Category-level Garments Pose Tracking via Integrated 2D Deformation and 3D

Reconstruction

Under Review

Anonymous authors

Codes and Dataset (Anonymous Github)

Garments are common in daily life and are important for embodied intelligence community. Current category-level garments pose tracking works focus on predicting point-wise canonical correspondence and learning a shape deformation in point cloud sequences. In this paper, motivated by the 2D warping space and shape prior, we propose GaPT-DAR a novel category-level Garments Pose Tracking framework with integrated 2D Deformation And 3D Reconstruction function, which fully utilize 3D-2D projection and 2D-3D reconstruction to transform the 3D point-wise learning into 2D warping deformation learning. Specifically, GaPT-DAR firstly builds a Voting-based Project module that learns the optimal 3D-2D projection plane for maintaining the maximum orthogonal entropy during point projection. Next, a Garments Deformation module is designed in 2D space to explicitly model the garments warping procedure with deformation parameters. Finally, we build a Depth Reconstruction module to recover the 2D images into 3D warp field. We provide extensive experiments on VR-Folding dataset to evaluate our GaPT-DAR and the results show obvious improvements on most of the metrics compared to state-of-the-arts (i.e., GarmentNets and GarmentTracking).

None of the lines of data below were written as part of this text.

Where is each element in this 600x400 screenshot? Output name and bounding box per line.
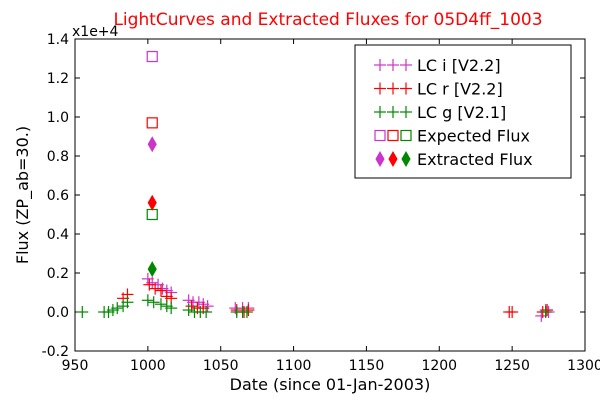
- legend-marker-plus: [374, 59, 386, 71]
- y-tick-label: 0.4: [47, 227, 69, 243]
- legend-entry: LC g [V2.1]: [374, 103, 506, 122]
- chart-title: LightCurves and Extracted Fluxes for 05D…: [113, 10, 542, 30]
- legend-marker-diamond: [401, 150, 411, 168]
- data-point-diamond: [147, 261, 157, 278]
- legend-marker-square: [374, 129, 386, 142]
- y-tick-label: 0.0: [47, 305, 69, 321]
- legend-entry: Expected Flux: [374, 127, 530, 146]
- legend-marker-plus: [387, 59, 399, 71]
- data-point-plus: [200, 306, 213, 318]
- legend-marker-plus: [387, 82, 399, 95]
- y-offset-label: x1e+4: [72, 24, 119, 40]
- y-tick-label: 1.4: [47, 32, 69, 48]
- data-point-square: [146, 50, 158, 63]
- legend: LC i [V2.2] LC r [V2.2] LC g [V2.1] Expecte…: [354, 44, 572, 179]
- legend-entry: Extracted Flux: [375, 150, 533, 169]
- y-tick-label: 1.2: [47, 71, 69, 87]
- data-point-plus: [182, 304, 195, 317]
- data-point-plus: [147, 296, 160, 309]
- legend-marker-square: [387, 129, 399, 142]
- legend-marker-plus: [400, 82, 412, 95]
- data-point-plus: [541, 304, 554, 317]
- legend-label: LC r [V2.2]: [417, 80, 503, 99]
- legend-marker-diamond: [375, 150, 385, 168]
- data-point-plus: [111, 302, 124, 315]
- x-tick-label: 1250: [494, 358, 530, 374]
- x-tick-label: 1050: [203, 358, 239, 374]
- legend-marker-plus: [374, 106, 386, 118]
- y-axis-label: Flux (ZP_ab=30.): [13, 126, 33, 264]
- data-point-plus: [539, 306, 552, 318]
- axis-ticks: 950 1000 1050 1100 1150 1200 1250 1300 -0.2 0.0 0.…: [42, 32, 600, 374]
- y-tick-label: 0.2: [47, 266, 69, 282]
- x-tick-label: 950: [62, 358, 89, 374]
- data-point-diamond: [147, 136, 157, 153]
- data-point-diamond: [147, 194, 157, 211]
- legend-label: Expected Flux: [417, 127, 530, 146]
- series-2: [76, 294, 552, 318]
- y-tick-label: 0.8: [47, 149, 69, 165]
- data-point-plus: [121, 296, 134, 309]
- data-marks: [76, 50, 555, 322]
- data-point-plus: [76, 306, 89, 318]
- legend-marker-plus: [400, 59, 412, 71]
- legend-marker-plus: [374, 82, 386, 95]
- data-point-plus: [154, 284, 167, 297]
- legend-marker-square: [400, 129, 412, 142]
- data-point-plus: [165, 302, 178, 315]
- x-axis-label: Date (since 01-Jan-2003): [230, 375, 431, 394]
- legend-entry: LC r [V2.2]: [374, 80, 503, 99]
- data-point-square: [146, 117, 158, 129]
- legend-marker-plus: [400, 106, 412, 118]
- series-4: [147, 136, 157, 278]
- data-point-plus: [242, 304, 255, 317]
- legend-marker-plus: [387, 106, 399, 118]
- x-tick-label: 1200: [421, 358, 457, 374]
- data-point-plus: [506, 306, 519, 318]
- y-tick-label: -0.2: [42, 344, 69, 360]
- legend-marker-diamond: [388, 150, 398, 168]
- legend-label: LC i [V2.2]: [417, 56, 501, 75]
- data-point-plus: [149, 282, 162, 295]
- y-tick-label: 1.0: [47, 110, 69, 126]
- x-tick-label: 1300: [567, 358, 600, 374]
- legend-label: LC g [V2.1]: [417, 103, 506, 122]
- y-tick-label: 0.6: [47, 188, 69, 204]
- legend-entry: LC i [V2.2]: [374, 56, 501, 75]
- data-point-plus: [240, 306, 253, 318]
- data-point-plus: [146, 276, 159, 289]
- data-point-plus: [154, 298, 167, 311]
- x-tick-label: 1100: [276, 358, 312, 374]
- data-point-plus: [141, 294, 154, 307]
- x-tick-label: 1000: [130, 358, 166, 374]
- x-tick-label: 1150: [349, 358, 385, 374]
- legend-label: Extracted Flux: [417, 150, 533, 169]
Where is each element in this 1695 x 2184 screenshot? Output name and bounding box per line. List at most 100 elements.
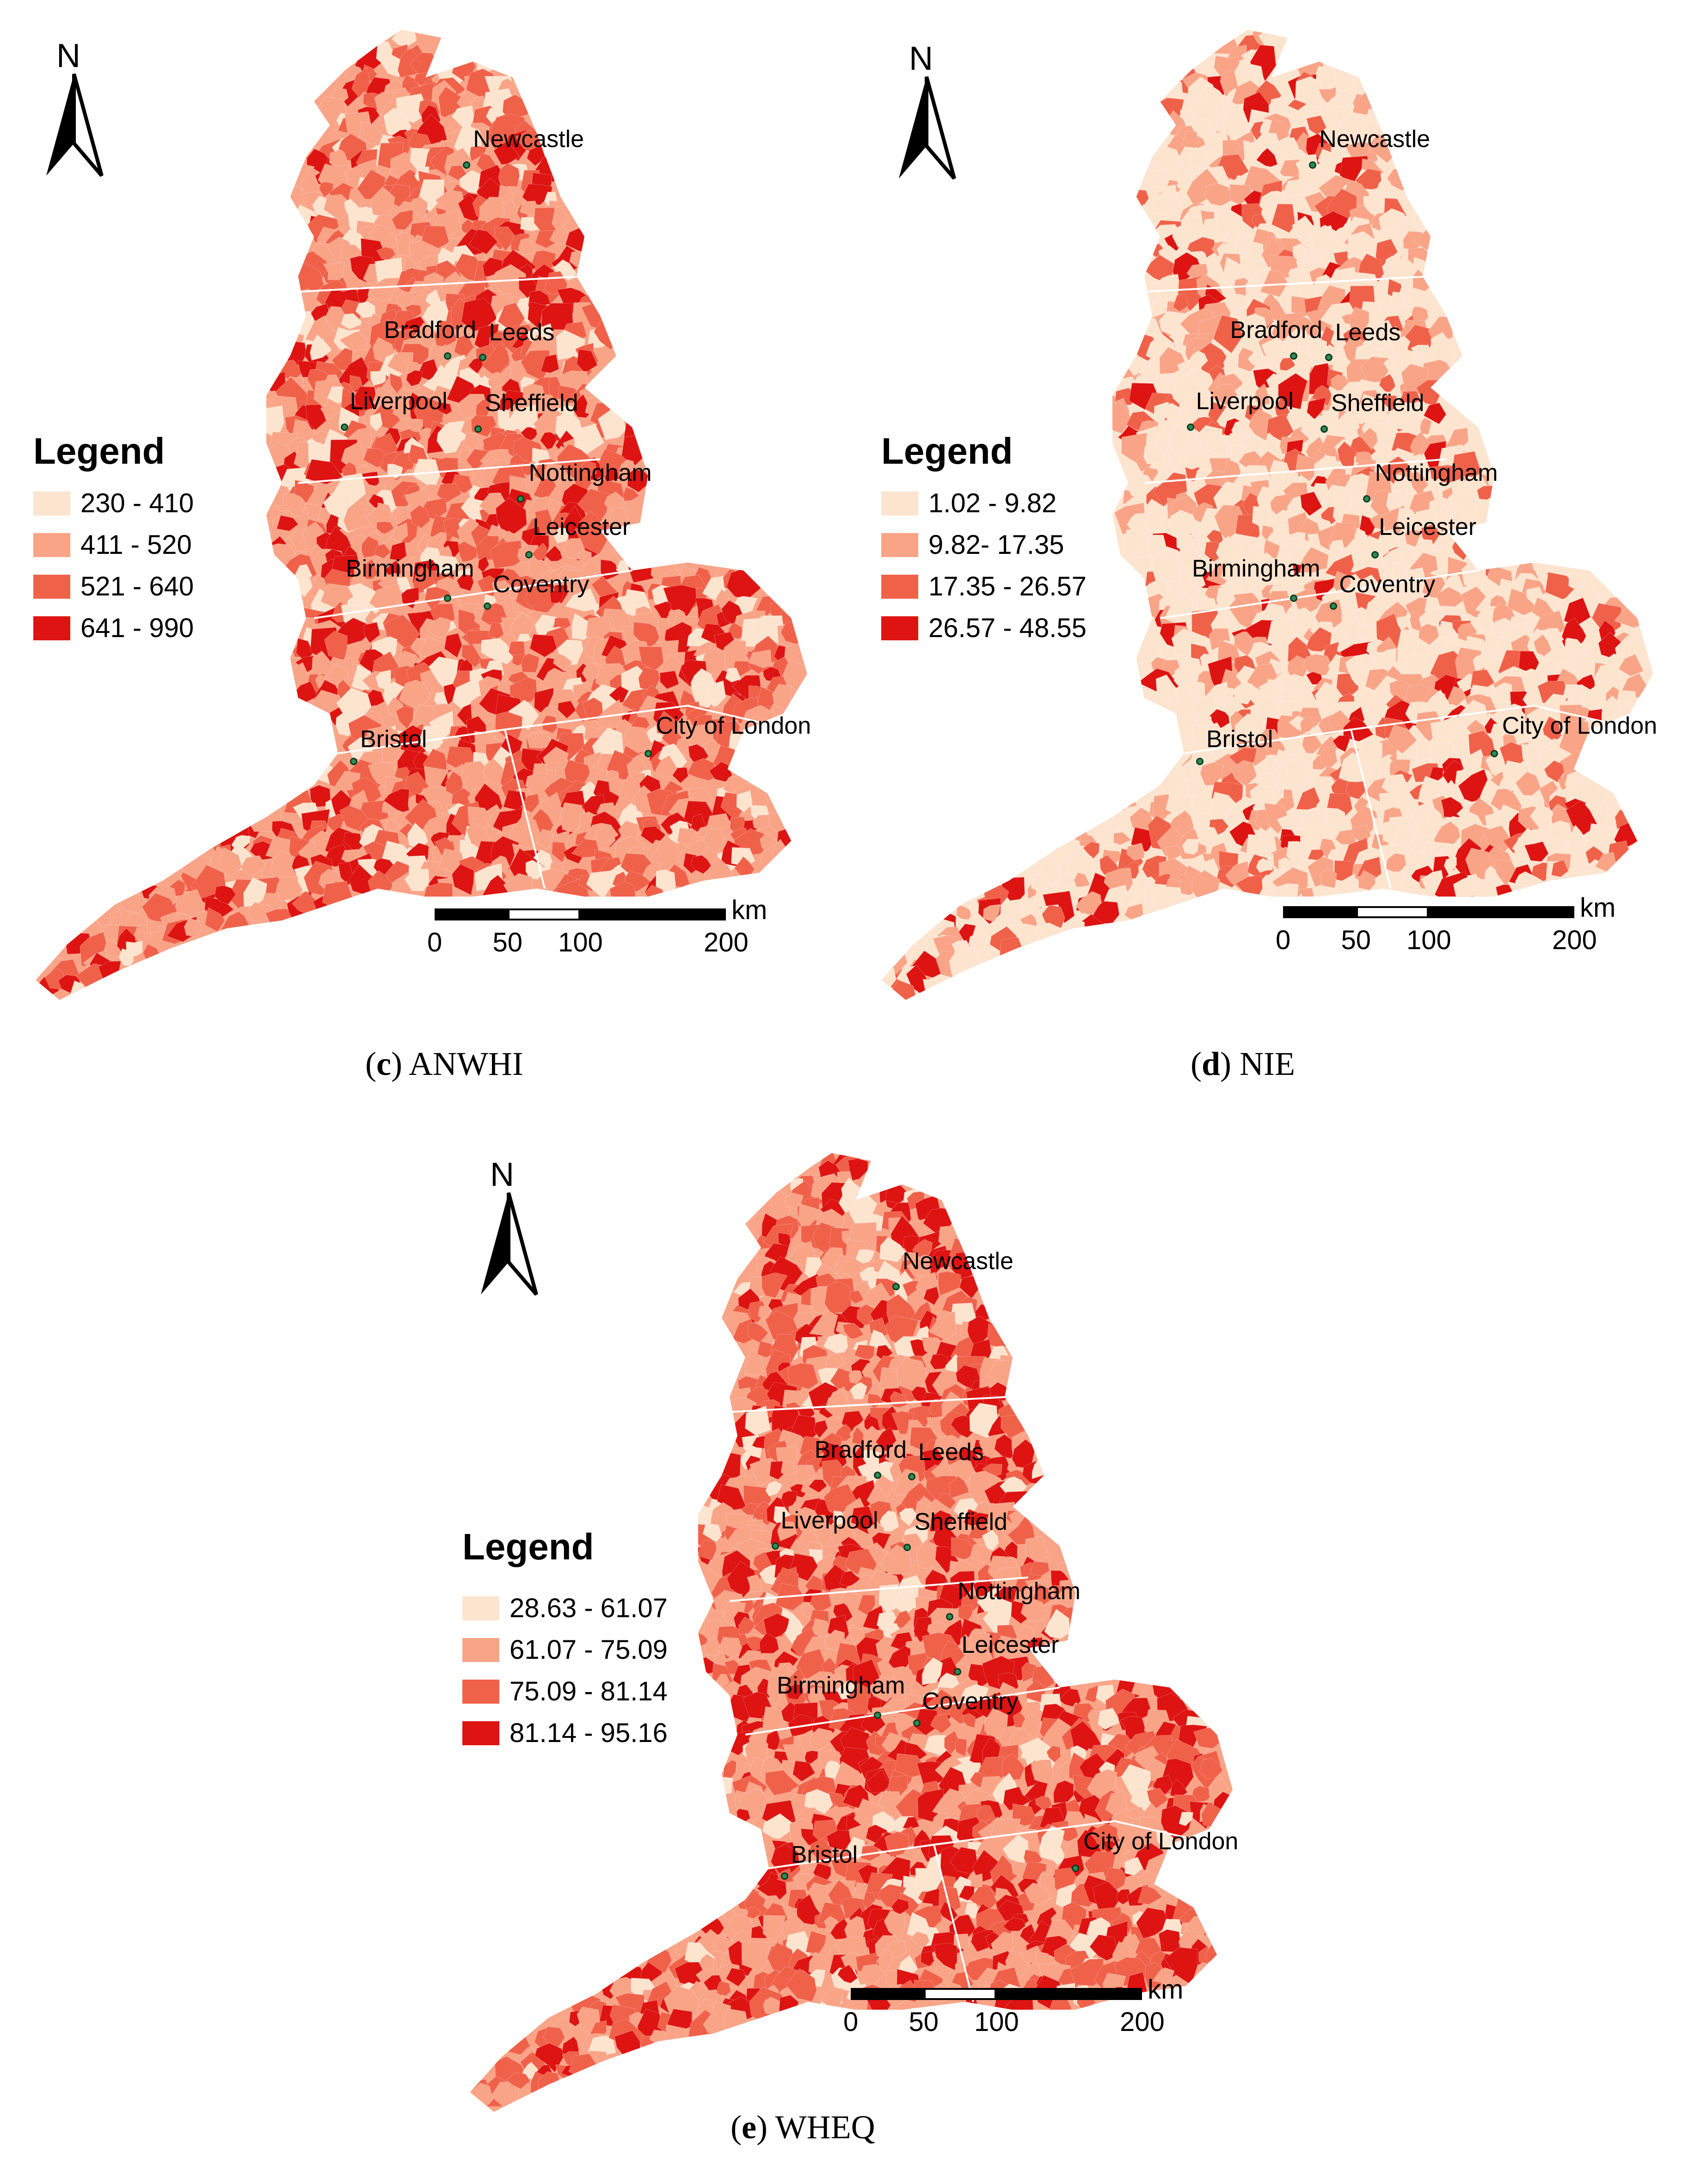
district <box>331 348 353 371</box>
district <box>1190 147 1209 169</box>
legend-item: 26.57 - 48.55 <box>881 613 1087 644</box>
city-marker <box>913 1719 921 1727</box>
region-boundary <box>298 458 601 484</box>
city-marker <box>525 551 533 558</box>
england-map-d <box>882 30 1653 1000</box>
district <box>653 601 671 619</box>
legend-label: 1.02 - 9.82 <box>928 488 1057 518</box>
legend-swatch <box>33 533 70 557</box>
city-label: Liverpool <box>1196 388 1294 415</box>
legend-swatch <box>881 574 918 599</box>
district <box>780 605 803 626</box>
city-marker <box>350 757 358 765</box>
district <box>478 556 490 573</box>
district <box>520 427 538 442</box>
city-marker <box>1196 757 1204 765</box>
district <box>391 522 408 543</box>
district <box>540 354 559 374</box>
city-label: Sheffield <box>485 389 578 417</box>
scale-unit: km <box>1580 893 1616 923</box>
city-marker <box>484 602 491 610</box>
city-label: Leicester <box>533 514 631 541</box>
district <box>399 680 431 710</box>
north-arrow-icon <box>899 76 956 180</box>
district <box>1256 147 1278 167</box>
district <box>454 334 474 359</box>
scale-segment <box>435 908 508 920</box>
city-label: Coventry <box>922 1688 1019 1715</box>
city-label: Bradford <box>1230 316 1322 344</box>
district <box>551 841 567 863</box>
legend-item: 81.14 - 95.16 <box>462 1718 668 1748</box>
district <box>481 638 516 664</box>
scale-segment <box>851 1988 924 2000</box>
district <box>422 300 451 333</box>
district <box>664 2024 690 2051</box>
legend-item: 17.35 - 26.57 <box>881 571 1087 602</box>
district <box>436 423 461 454</box>
district <box>986 1323 1013 1348</box>
city-label: Newcastle <box>1319 125 1431 153</box>
map-panel-e: N Legend 28.63 - 61.07 61.07 - 75.09 75.09… <box>416 1100 1279 2184</box>
district <box>444 633 462 658</box>
city-label: Liverpool <box>350 388 448 415</box>
district <box>659 670 680 689</box>
district <box>498 163 520 187</box>
city-marker <box>444 595 452 602</box>
district <box>340 313 364 330</box>
district <box>240 855 267 877</box>
district <box>389 541 407 561</box>
district <box>214 885 236 905</box>
city-label: City of London <box>656 712 811 740</box>
city-marker <box>1320 425 1328 433</box>
region-boundary <box>313 570 633 620</box>
district <box>392 398 411 421</box>
district <box>525 772 550 799</box>
legend-item: 230 - 410 <box>33 488 194 519</box>
district <box>690 855 712 874</box>
city-label: Birmingham <box>1192 555 1320 582</box>
district <box>363 558 378 580</box>
district <box>343 501 377 532</box>
district <box>882 968 897 996</box>
map-panel-d: N Legend 1.02 - 9.82 9.82- 17.35 17.35 - 2… <box>846 0 1695 1119</box>
district <box>406 370 424 386</box>
district <box>709 761 733 782</box>
north-arrow-icon <box>46 73 104 177</box>
legend-swatch <box>462 1596 499 1620</box>
scale-tick-label: 50 <box>1341 925 1371 955</box>
district <box>558 700 577 719</box>
legend-item: 9.82- 17.35 <box>881 529 1064 560</box>
scale-tick-label: 100 <box>974 2007 1019 2037</box>
city-marker <box>1490 749 1498 757</box>
scale-tick-label: 0 <box>427 927 442 957</box>
district-mosaic <box>470 1153 1233 2110</box>
district <box>714 1777 733 1796</box>
district <box>509 815 542 849</box>
city-label: Leicester <box>961 1631 1059 1658</box>
district <box>436 555 460 574</box>
district <box>369 412 383 432</box>
district <box>608 685 629 703</box>
scale-tick-label: 200 <box>704 927 749 957</box>
district <box>522 184 553 205</box>
scale-unit: km <box>1148 1975 1184 2005</box>
district <box>526 732 551 749</box>
district <box>577 349 598 374</box>
city-marker <box>873 1711 881 1719</box>
district <box>304 503 325 521</box>
scale-tick-label: 200 <box>1552 925 1597 955</box>
district <box>369 277 401 301</box>
district <box>549 226 571 245</box>
district <box>451 864 474 896</box>
scale-unit: km <box>731 895 768 925</box>
city-label: Bradford <box>384 316 476 344</box>
legend-label: 81.14 - 95.16 <box>510 1718 668 1748</box>
district <box>1295 76 1322 110</box>
district <box>534 509 554 534</box>
north-label: N <box>909 40 933 77</box>
scale-tick-label: 0 <box>843 2007 859 2037</box>
legend-item: 28.63 - 61.07 <box>462 1593 668 1624</box>
city-label: Bradford <box>814 1436 907 1463</box>
district <box>490 540 523 569</box>
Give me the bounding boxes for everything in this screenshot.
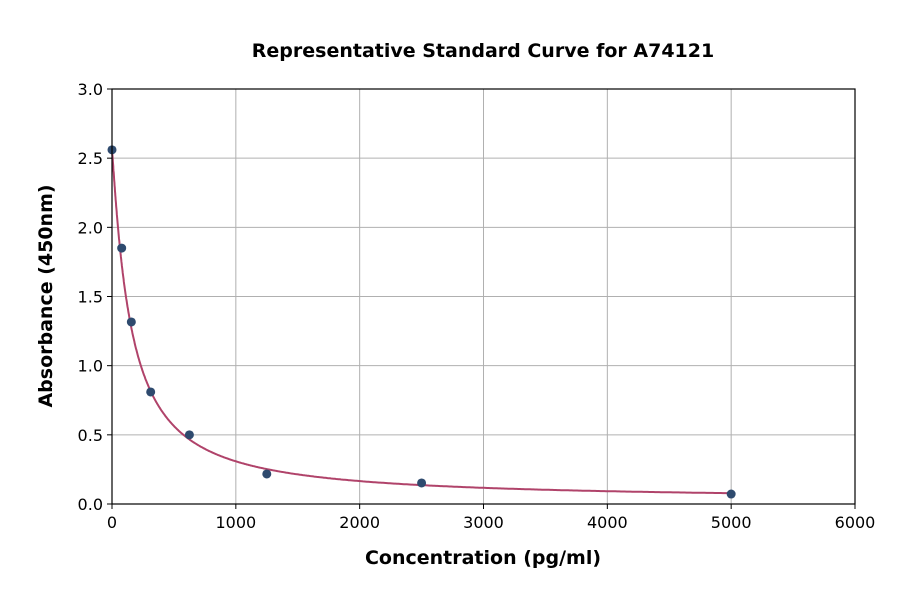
- y-tick-label: 0.5: [78, 426, 103, 445]
- x-tick-label: 2000: [339, 513, 380, 532]
- y-axis-label: Absorbance (450nm): [35, 184, 57, 407]
- x-tick-label: 6000: [835, 513, 876, 532]
- data-point: [417, 478, 427, 488]
- x-tick-label: 1000: [215, 513, 256, 532]
- x-tick-label: 3000: [463, 513, 504, 532]
- data-point: [126, 317, 136, 327]
- plot-frame: [111, 88, 856, 505]
- y-tick-label: 3.0: [78, 80, 103, 99]
- y-tick-label: 2.0: [78, 218, 103, 237]
- x-tick-label: 0: [107, 513, 117, 532]
- data-point: [117, 243, 127, 253]
- data-point: [184, 430, 194, 440]
- x-axis-label: Concentration (pg/ml): [365, 547, 601, 569]
- data-point: [262, 469, 272, 479]
- y-tick-label: 0.0: [78, 495, 103, 514]
- x-tick-label: 4000: [587, 513, 628, 532]
- y-tick-label: 2.5: [78, 149, 103, 168]
- data-point: [726, 489, 736, 499]
- chart-title: Representative Standard Curve for A74121: [252, 40, 714, 62]
- y-tick-label: 1.0: [78, 357, 103, 376]
- x-tick-label: 5000: [711, 513, 752, 532]
- data-point: [146, 387, 156, 397]
- fit-curve: [111, 149, 732, 495]
- y-tick-label: 1.5: [78, 288, 103, 307]
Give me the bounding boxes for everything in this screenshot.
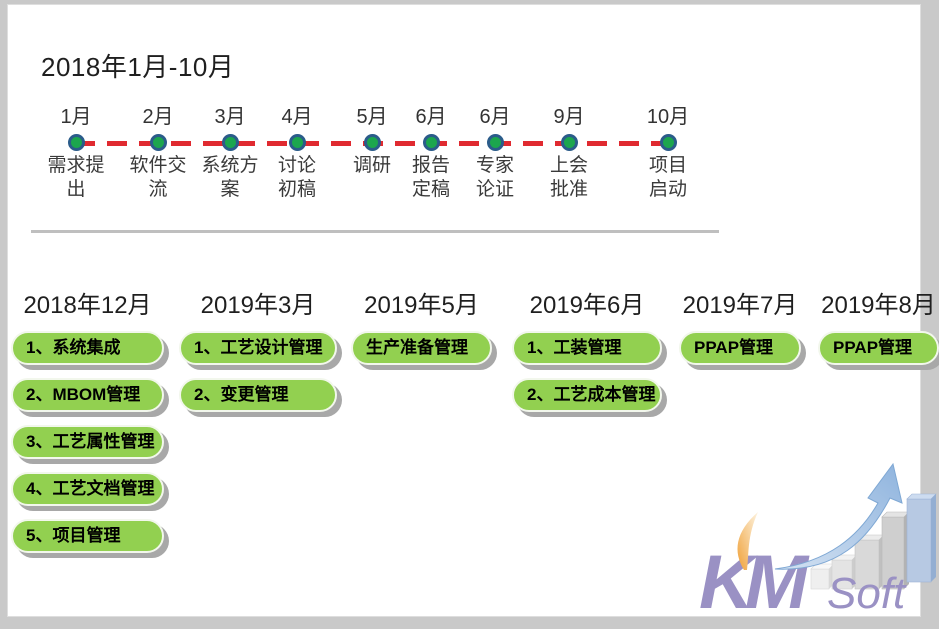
milestone: 5月调研 [326, 103, 418, 178]
logo-km-text: KM [699, 540, 810, 620]
milestone: 10月项目 启动 [622, 103, 714, 202]
milestone-label: 专家 论证 [475, 155, 514, 200]
bar-chart-icon [810, 493, 937, 590]
milestone-label: 软件交 流 [129, 155, 187, 200]
growth-arrow-icon [774, 462, 903, 570]
milestone-month: 6月 [415, 106, 447, 128]
milestone-month: 5月 [356, 106, 388, 128]
phase-item-pill: 3、工艺属性管理 [11, 425, 164, 459]
milestone-dot-icon [560, 134, 578, 151]
phase-item-pill: PPAP管理 [818, 331, 939, 365]
milestone-month: 3月 [214, 106, 246, 128]
phase-header: 2019年8月 [821, 292, 936, 319]
milestone-month: 9月 [553, 106, 585, 128]
phase-header: 2019年6月 [529, 292, 645, 319]
phase-item-pill: 1、工装管理 [512, 331, 662, 365]
milestone-label: 项目 启动 [648, 155, 687, 200]
phase-item-pill: 2、工艺成本管理 [512, 378, 662, 412]
phase-item-pill: 2、MBOM管理 [11, 378, 164, 412]
milestone: 3月系统方 案 [184, 103, 276, 202]
phase-item-pill: 1、工艺设计管理 [179, 331, 337, 365]
phase-item-pill: 1、系统集成 [11, 331, 164, 365]
phase-item-pill: PPAP管理 [679, 331, 801, 365]
kmsoft-logo: KM Soft [699, 462, 937, 620]
milestone-month: 4月 [281, 106, 313, 128]
phase-header: 2019年5月 [364, 292, 479, 319]
milestone-month: 2月 [142, 106, 174, 128]
milestone-dot-icon [486, 134, 504, 151]
milestone-label: 报告 定稿 [411, 155, 450, 200]
milestone-label: 需求提 出 [47, 155, 105, 200]
logo-soft-text: Soft [827, 569, 907, 618]
leaf-icon [737, 512, 758, 570]
milestone-label: 调研 [352, 155, 391, 176]
milestone: 4月讨论 初稿 [251, 103, 343, 202]
milestone-label: 上会 批准 [549, 155, 588, 200]
milestone-dot-icon [221, 134, 239, 151]
milestone-label: 讨论 初稿 [277, 155, 316, 200]
phase-item-pill: 生产准备管理 [351, 331, 492, 365]
timeline-title: 2018年1月-10月 [41, 52, 235, 82]
phase-header: 2019年3月 [200, 292, 316, 319]
milestone-dot-icon [288, 134, 306, 151]
milestone-month: 6月 [479, 106, 511, 128]
milestone-month: 10月 [646, 106, 690, 128]
milestone: 2月软件交 流 [112, 103, 204, 202]
milestone-dot-icon [422, 134, 440, 151]
section-divider [31, 230, 719, 233]
milestone-month: 1月 [60, 106, 92, 128]
milestone-dot-icon [149, 134, 167, 151]
milestone: 1月需求提 出 [30, 103, 122, 202]
slide-page: 2018年1月-10月 1月 需求提 出 2月 软件交 流 3月 系统方 案 4月 讨论 初稿… [7, 4, 939, 620]
phase-item-pill: 4、工艺文档管理 [11, 472, 164, 506]
milestone: 6月报告 定稿 [385, 103, 477, 202]
milestone-dot-icon [659, 134, 677, 151]
phase-item-pill: 5、项目管理 [11, 519, 164, 553]
phase-header: 2018年12月 [23, 292, 152, 319]
milestone-dot-icon [67, 134, 85, 151]
milestone: 6月专家 论证 [449, 103, 541, 202]
milestone: 9月上会 批准 [523, 103, 615, 202]
phase-header: 2019年7月 [682, 292, 798, 319]
milestone-label: 系统方 案 [201, 155, 259, 200]
milestone-dot-icon [363, 134, 381, 151]
phase-item-pill: 2、变更管理 [179, 378, 337, 412]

Illustration of Our Method. Category-level Garments Pose Tracking framework with integrated 2D Deformation And 3D Reconstruction (GaPT-DAR). Given the partial point clouds from adjacent frames and pose prediction result from the previous frame, we propose a garment pose tracking pipeline consisting of 3D-2D projection, 2D deformation learning, and 2D-3D reconstruction steps. The output is the tracked pose (complete point cloud) of garments in task space.

Framework

The Pipeline of Our GaPT-DAR Framework. Formally, taking partial observation P_{k} in k-th frame and P_{k+1} in (k+1)-th frame as input, using PC NOCS P^{*}_{k} in k-th frame and mesh NOCS P'_{k+1} in (k+1)-th frame as auxiliary information, we output the complete (k+1)-th frame observation (mesh Task) in task space. GaPT-DAR consists of the following components: (a) Inter-frame Feature Fusion. from input used for the downstream network. (b) Voting-based Projection. A voting-based mechanism is proposed to conduct 3D-2D projection via the optimal projection plane. (c) Garment Deformation. We perform garment deformation guided by TPS transformation parameter θ. (d) Depth Reconstruction. We recover the depth for point sets G_{W} and output the complete point cloud (mesh Task) in the (k+1)-th frame.